Desde el punto de vista de la comunicación, resulta quizá paradigmático el modo de informar sobre las recientes revueltas británicas en el contexto de un exceso de presencia pública de culturas inmigrantes. No hay un debate serio sobre el multiculturalismo ni la integración social. Y se olvida por completo la chispa que encendió la mecha: un loco asesinato de tres jóvenes muchachas en Southport (noroeste de Inglaterra). Al final, la culpa se traslada a los matones que encienden la reacción contra una situación que no está encauzada socialmente ni mucho menos. Son los responsables del odio más o menos xenófobo, que difumina la realidad de crímenes irracionales.

Se habla de batallas culturales. Pero se trata más bien de una guerra de comunicación. Y ojalá que no se convierta en la acción psicológica que precede y acompaña a la estrategia bélica, según recuerdo vagamente de las clases de táctica militar en el campamento de la IPS en Montelarreina al comienzo de los sesenta.

Forzoso es reconocer que el absoluto islamista va por delante. Hemos visto arder los campus americanos en defensa de Hamas, que no había ahorrado violaciones en su acción contra Israel, según ONG que suelen considerarse fidedignas. Al mismo tiempo, Irán sigue atizando los conflictos de oriente medio, mientras en el interior prosigue una represión brutal que llega hasta algo históricamente inédito: la condena a muerte de una mujer (activista de un feminismo pacífico, sorprendentemente no apoyado por sus congéneres de occidente).

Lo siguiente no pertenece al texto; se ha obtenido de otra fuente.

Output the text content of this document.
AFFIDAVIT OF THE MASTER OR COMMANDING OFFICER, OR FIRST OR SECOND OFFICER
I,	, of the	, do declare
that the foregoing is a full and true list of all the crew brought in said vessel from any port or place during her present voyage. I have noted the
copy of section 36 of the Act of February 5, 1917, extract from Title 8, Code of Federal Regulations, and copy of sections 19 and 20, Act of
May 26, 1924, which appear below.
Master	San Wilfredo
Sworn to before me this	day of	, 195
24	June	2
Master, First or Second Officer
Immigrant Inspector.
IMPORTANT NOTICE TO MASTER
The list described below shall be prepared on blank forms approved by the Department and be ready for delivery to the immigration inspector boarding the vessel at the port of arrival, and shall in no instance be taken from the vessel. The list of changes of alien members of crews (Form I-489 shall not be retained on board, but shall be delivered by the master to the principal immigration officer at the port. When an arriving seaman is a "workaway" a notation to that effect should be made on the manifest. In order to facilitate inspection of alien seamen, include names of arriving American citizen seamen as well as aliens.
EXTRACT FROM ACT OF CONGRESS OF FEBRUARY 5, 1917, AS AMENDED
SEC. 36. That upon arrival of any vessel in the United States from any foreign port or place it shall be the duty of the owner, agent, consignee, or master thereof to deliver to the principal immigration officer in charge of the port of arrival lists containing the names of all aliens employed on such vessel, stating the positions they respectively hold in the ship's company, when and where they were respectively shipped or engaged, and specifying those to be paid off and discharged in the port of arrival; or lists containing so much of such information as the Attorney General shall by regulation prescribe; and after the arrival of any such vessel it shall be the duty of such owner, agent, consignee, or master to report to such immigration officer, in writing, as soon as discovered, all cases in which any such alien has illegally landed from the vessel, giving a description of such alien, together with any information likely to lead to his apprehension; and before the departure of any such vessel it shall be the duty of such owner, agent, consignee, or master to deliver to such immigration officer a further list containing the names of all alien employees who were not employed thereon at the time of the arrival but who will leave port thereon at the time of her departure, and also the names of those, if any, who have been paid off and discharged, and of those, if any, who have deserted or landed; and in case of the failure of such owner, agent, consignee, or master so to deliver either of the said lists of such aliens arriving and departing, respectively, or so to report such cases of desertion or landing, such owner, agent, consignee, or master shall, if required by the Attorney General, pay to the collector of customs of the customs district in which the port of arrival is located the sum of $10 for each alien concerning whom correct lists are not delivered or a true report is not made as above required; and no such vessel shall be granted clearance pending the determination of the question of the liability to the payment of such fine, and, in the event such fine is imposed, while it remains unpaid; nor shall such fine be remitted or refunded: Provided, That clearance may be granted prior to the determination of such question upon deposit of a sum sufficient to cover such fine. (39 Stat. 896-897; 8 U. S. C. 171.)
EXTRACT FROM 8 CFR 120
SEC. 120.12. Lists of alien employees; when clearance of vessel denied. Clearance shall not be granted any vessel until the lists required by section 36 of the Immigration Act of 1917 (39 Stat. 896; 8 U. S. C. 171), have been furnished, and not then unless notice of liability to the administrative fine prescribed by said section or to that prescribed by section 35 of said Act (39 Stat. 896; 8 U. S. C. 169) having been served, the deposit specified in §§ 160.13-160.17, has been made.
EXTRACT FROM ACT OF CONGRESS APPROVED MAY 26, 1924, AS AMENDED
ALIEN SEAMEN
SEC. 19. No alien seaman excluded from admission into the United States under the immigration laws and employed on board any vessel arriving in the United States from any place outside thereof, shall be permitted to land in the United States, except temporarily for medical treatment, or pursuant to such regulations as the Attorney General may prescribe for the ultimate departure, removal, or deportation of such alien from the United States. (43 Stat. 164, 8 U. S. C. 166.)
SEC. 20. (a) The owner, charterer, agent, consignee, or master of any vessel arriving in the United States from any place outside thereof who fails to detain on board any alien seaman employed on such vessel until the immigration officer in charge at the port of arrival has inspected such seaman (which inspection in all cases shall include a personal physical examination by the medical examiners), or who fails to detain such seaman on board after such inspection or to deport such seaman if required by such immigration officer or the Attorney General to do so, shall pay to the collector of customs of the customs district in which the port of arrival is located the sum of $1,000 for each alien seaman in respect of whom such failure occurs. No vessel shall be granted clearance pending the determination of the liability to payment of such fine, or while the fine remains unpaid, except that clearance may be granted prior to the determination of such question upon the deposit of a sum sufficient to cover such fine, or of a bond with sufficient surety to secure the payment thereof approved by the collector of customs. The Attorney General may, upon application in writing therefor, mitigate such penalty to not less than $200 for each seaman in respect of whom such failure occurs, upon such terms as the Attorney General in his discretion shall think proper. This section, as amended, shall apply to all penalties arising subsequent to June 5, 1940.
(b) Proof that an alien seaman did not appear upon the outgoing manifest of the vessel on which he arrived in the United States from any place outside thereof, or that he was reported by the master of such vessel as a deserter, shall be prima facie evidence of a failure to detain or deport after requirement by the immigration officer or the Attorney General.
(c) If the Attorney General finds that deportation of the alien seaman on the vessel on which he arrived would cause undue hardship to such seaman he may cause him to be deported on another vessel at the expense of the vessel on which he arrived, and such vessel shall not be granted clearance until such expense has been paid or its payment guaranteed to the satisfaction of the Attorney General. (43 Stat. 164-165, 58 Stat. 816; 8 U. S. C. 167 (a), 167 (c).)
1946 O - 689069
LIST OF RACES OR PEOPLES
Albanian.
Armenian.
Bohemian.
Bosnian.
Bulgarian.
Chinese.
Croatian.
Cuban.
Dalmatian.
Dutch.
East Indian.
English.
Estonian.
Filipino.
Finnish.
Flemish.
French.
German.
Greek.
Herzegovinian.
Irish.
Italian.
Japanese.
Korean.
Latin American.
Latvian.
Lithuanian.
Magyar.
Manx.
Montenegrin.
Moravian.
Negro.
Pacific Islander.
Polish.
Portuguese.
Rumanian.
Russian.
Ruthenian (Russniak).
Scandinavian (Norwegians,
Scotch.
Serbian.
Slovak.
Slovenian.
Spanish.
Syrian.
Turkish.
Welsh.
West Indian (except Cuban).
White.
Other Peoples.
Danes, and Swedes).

No hay populismo que no recurra a la restauración de valores sociales que habrían sido destruidos por el dominio de sus contrarios, indiferentes –si no activos- ante la decadencia moral. Se produce una amalgama de referencias que a veces incluyen contenidos religiosos básicos. La apelación a la fe teológica es típica de la órbita musulmana, donde llega a la sharia. A sensu contrario, justifica el miedo al islam, que destruye la libertad ciudadana, la gran innovación cristiana que da a Dios lo que es de Dios, y al César lo que es del César. 

Por eso, a título de ejemplo, tiene poco recorrido hablar de religión en la actual carrera hacia la presidencia en Estados Unidos, por mucho que se empeñen algunos. La política favorable al control de la natalidad y al aborto protagonizada por la administración Biden en términos opuestos a los de Trump, ha acentuado la libertad electoral de los creyentes, según reflejan los continuos sondeos de opinión. Además, la evolución del partido demócrata muestra que no moviliza ya a las clases populares, que siguen esperando el cumplimiento de clásicos objetivos sociales, distintos de los objetivos “de sociedad”.

Algo semejante se puede deducir del ascenso de la extrema derecha francesa, que tiene un perfil más bien bajo en materias “de sociedad”, como aborto o LGBT. Para Marien Le Pen, salvo error por mi parte, es mucho más importante la peculiar laicidad francesa que una nostálgica identidad cristiana. Sin olvidar que la libertad es signo esencial de los discípulos de Cristo: la evangelización es un valor, con fines y medios propios, que incluye el pluralismo ante la configuración política de la sociedad: permite valorar positivamente la emigración y rechazar absolutismos religiosos como los islamistas.